Nitrogen/carbonyl (N/C=O) based multi-resonant thermally activated delayed fluorescence (MR-TADF) emitters are attractive due to their bright, narrowband emission and the ease with which they can be synthesized. However, the photophysics of most of the examples of this class of emitters suffer from slow reverse intersystem crossing (RISC) because of their relatively large singlet-triplet energy gap (EST). Thus, the organic light-emitting diodes (OLEDs) with emitters from this class typically show severe efficiency roll-off.
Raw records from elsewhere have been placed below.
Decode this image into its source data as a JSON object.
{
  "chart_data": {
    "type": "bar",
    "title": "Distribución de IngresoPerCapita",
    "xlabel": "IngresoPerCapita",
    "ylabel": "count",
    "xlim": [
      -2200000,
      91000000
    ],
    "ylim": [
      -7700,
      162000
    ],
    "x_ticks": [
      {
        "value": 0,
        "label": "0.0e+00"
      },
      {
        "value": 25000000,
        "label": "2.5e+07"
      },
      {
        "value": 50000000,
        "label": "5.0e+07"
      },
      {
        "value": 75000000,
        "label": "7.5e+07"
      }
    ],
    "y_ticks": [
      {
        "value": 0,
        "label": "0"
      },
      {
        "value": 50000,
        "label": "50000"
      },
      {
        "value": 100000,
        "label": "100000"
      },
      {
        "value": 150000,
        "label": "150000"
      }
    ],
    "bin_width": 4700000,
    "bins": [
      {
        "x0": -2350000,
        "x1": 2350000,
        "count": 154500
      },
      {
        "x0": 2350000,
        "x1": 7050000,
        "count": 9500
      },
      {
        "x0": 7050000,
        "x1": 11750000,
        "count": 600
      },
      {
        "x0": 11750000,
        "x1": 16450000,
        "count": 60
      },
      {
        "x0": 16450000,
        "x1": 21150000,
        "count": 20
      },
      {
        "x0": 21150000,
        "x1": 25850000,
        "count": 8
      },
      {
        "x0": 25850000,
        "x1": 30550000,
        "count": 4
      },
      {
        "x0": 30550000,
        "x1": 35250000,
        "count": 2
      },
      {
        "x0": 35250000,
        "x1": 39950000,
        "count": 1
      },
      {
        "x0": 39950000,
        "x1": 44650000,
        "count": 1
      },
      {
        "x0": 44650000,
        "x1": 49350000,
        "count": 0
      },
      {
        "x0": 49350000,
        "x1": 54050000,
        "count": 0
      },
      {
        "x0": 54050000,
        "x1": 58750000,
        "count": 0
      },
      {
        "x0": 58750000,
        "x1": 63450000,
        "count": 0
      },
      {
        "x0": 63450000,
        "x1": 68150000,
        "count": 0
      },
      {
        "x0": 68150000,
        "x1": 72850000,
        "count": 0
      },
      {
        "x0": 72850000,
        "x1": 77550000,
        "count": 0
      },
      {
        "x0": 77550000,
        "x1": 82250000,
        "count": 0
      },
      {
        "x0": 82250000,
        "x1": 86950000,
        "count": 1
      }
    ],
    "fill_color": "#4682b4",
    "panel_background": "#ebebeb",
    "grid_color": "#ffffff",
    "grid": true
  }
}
Here, two MR-TADF emitters DiKTaSe and tBuCz-DiKTaSe have been designed and synthesized. The introduction of selenium in the form of an annelated benzoselenophene enhances spin-orbit coupling and increases the RISC rate. The presence of a twisted ortho-substituted tert-butylcarbazole moiety in tBuCz-DiKTaSe helps to increase the intermolecular distance between adjacent emitters and suppresses aggregation-caused quenching of the emission in films. In addition, the large size of the selenium atom and long C-Se bonds induce helical chirality in both DiKTaSe and tBuCz-DiKTaSe. Finally, the OLEDs with DiKTaSe showed maximum external quantum efficiency (EQEmax) of 22.7% while OLEDs with tBuCz-DiKTaSe showed a higher EQEmax of 27.8% and less-pronounced efficiency roll-off, with EQE100/EQE1000 of 23.5/12.5%. These efficiency values are amongst the highest of devices employing DiKTa-based emitters. Our work provides key insight into how to judiciously employ heavy atoms to increase the performance of the emitter and the device.